Indudablemente, otro punto que podría traerse a colación es si los currículos universitarios promueven realmente la educación superior desde un punto de vista científico y humanista, o si simplemente se concretan en planes de estudio que no son más que una capacitación en técnicas y usos que permitan realizar ciertas labores y tareas. Es decir, nuestras universidades podrían estarse convirtiendo en simples oficinas o institutos de capacitación laboral, perdiendo así su naturaleza más amplia y cultural.

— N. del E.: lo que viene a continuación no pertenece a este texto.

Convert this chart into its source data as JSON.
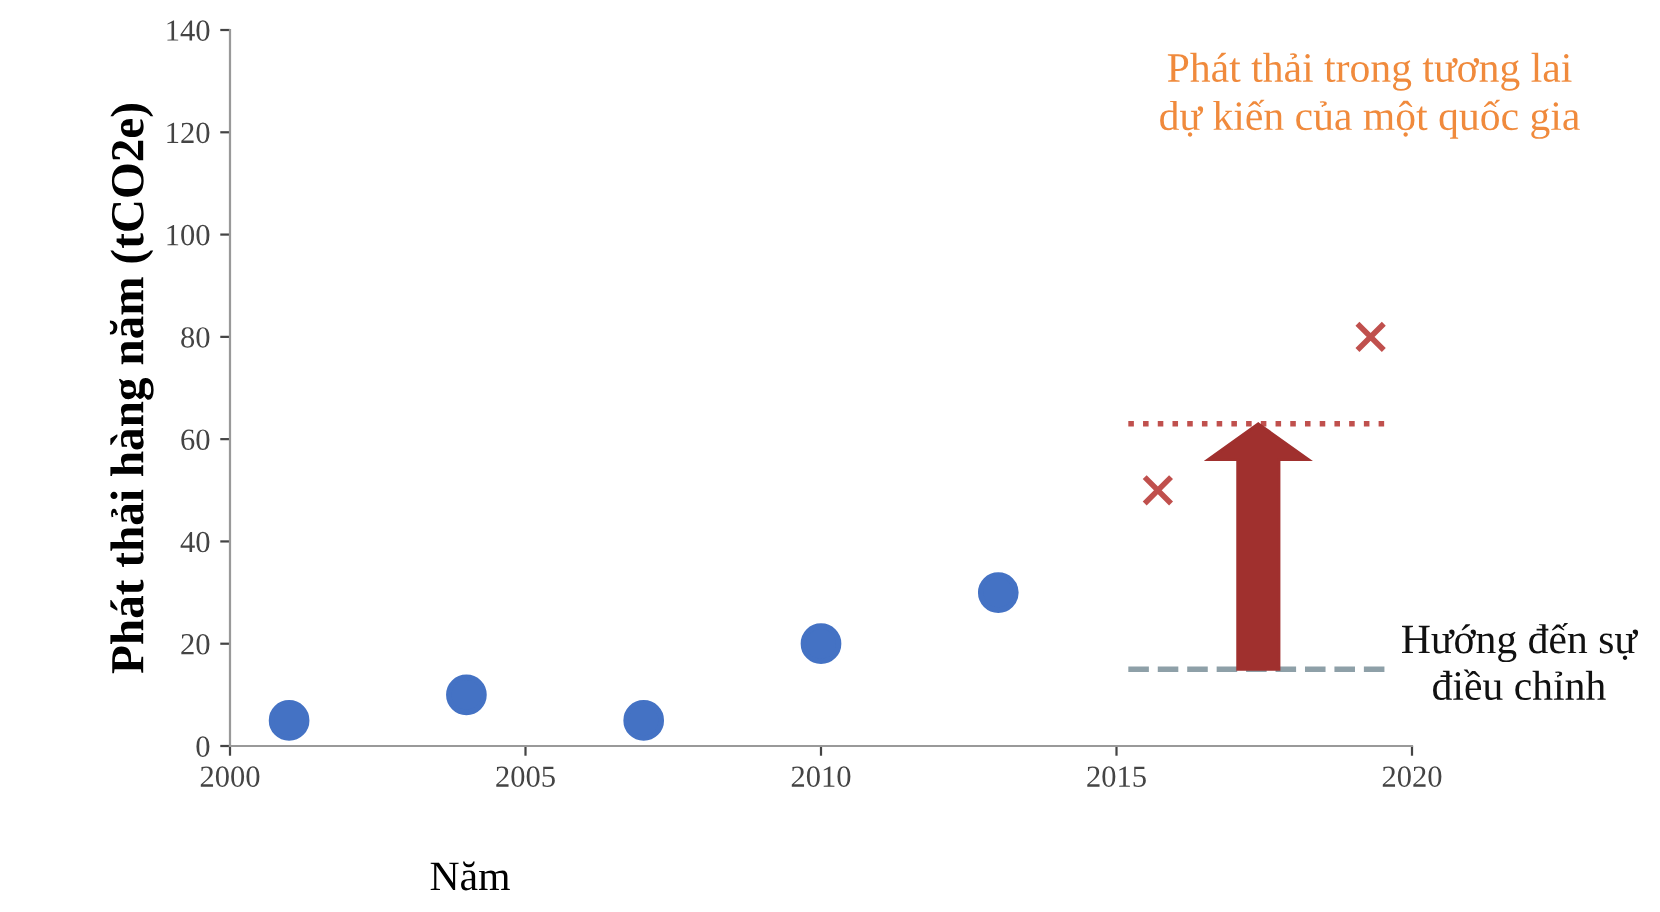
{
  "chart_data": {
    "type": "scatter",
    "xlabel": "Năm",
    "ylabel": "Phát thải hàng năm (tCO2e)",
    "xlim": [
      2000,
      2020
    ],
    "xticks": [
      2000,
      2005,
      2010,
      2015,
      2020
    ],
    "ylim": [
      0,
      140
    ],
    "yticks": [
      0,
      20,
      40,
      60,
      80,
      100,
      120,
      140
    ],
    "grid": false,
    "legend": false,
    "series": [
      {
        "color": "#4472c4",
        "marker": "circle",
        "x": [
          2001,
          2004,
          2007,
          2010,
          2013
        ],
        "values": [
          5,
          10,
          5,
          20,
          30
        ]
      },
      {
        "color": "#c0504d",
        "marker": "cross",
        "x": [
          2015.7,
          2019.3
        ],
        "values": [
          50,
          80
        ]
      },
      {
        "type": "line",
        "color": "#c0504d",
        "marker": "none",
        "line_style": "dotted",
        "x": [
          2015.2,
          2019.6
        ],
        "values": [
          63,
          63
        ]
      },
      {
        "type": "line",
        "color": "#8ea0a8",
        "marker": "none",
        "line_style": "dashed",
        "x": [
          2015.2,
          2019.6
        ],
        "values": [
          15,
          15
        ]
      }
    ],
    "annotations": [
      "Phát thải trong tương lai dự kiến của một quốc gia",
      "Hướng đến sự điều chỉnh"
    ]
  }
}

Es pertinente, pues, preguntarse por qué, entonces, se anuncian tanto las universidades. Las privadas se mantienen básicamente por las colegiaturas que pagan los alumnos y es comprensible, por consiguiente, que, aparte de que deban hacer un uso racional de sus recursos, busquen y atraigan estudiantes que se inscriban en ellas. Nada hay de extraño en esto, y si tuvieran una fuente adicional de dinero y recursos, como lo serían algunas organizaciones que apoyan con donaciones, sería de esperar que aliviaran su urgencia por tener un alumnado numeroso que pague sus cuotas establecidas. No obstante, dada la extensa e intensa publicidad que hacen para atraer personas que sigan sus carreras, y conocida la forma cómo funcionan cabe preguntarse si muchas de las universidades privadas no han ido cayendo paulatinamente en la vorágine neoliberal de los negocios, de la ganancia a cómo dé lugar, y han devenido ellas mismas en una suerte de empresas lucrativas. A decir verdad, cualquiera puede poner un negocio, abrir una empresa pero…¿y si se trata de la educación universitaria?, ¿se puede comerciar con ella? Mucho puede decirse de cuál sería el fin de las universidades en un país como Guatemala, con tanta desigualdad e injusticia estructural e histórica, y del llamado y de la responsabilidad que tienen estas casas de estudios superiores ante estas apremiantes circunstancias. Es importante recordar, además, que el Estado tiene la obligación de financiar la educación pública universitaria, y que en nuestro caso sólo hay una de tales instituciones, la Universidad de San Carlos, que tiene el grave compromiso de hacer lo que de ella esperan especialmente los sectores más necesitados y marginados de nuestro país. Conocemos, asimismo, casos concretos de profesionales que ostentan el grado de doctor o doctora cuya incapacidad académica es evidente. No le hacen ningún favor a la credibilidad de los programas que han otorgado dicho grado académico.

Como puede verse, la publicidad que se hacen las universidades da en qué pensar y nos sugiere que es necesario revisar el papel que desempeñan estas instituciones de estudios superiores, sus labores, sus objetivos y sus fines. Seguramente, su rumbo debería reorientarse.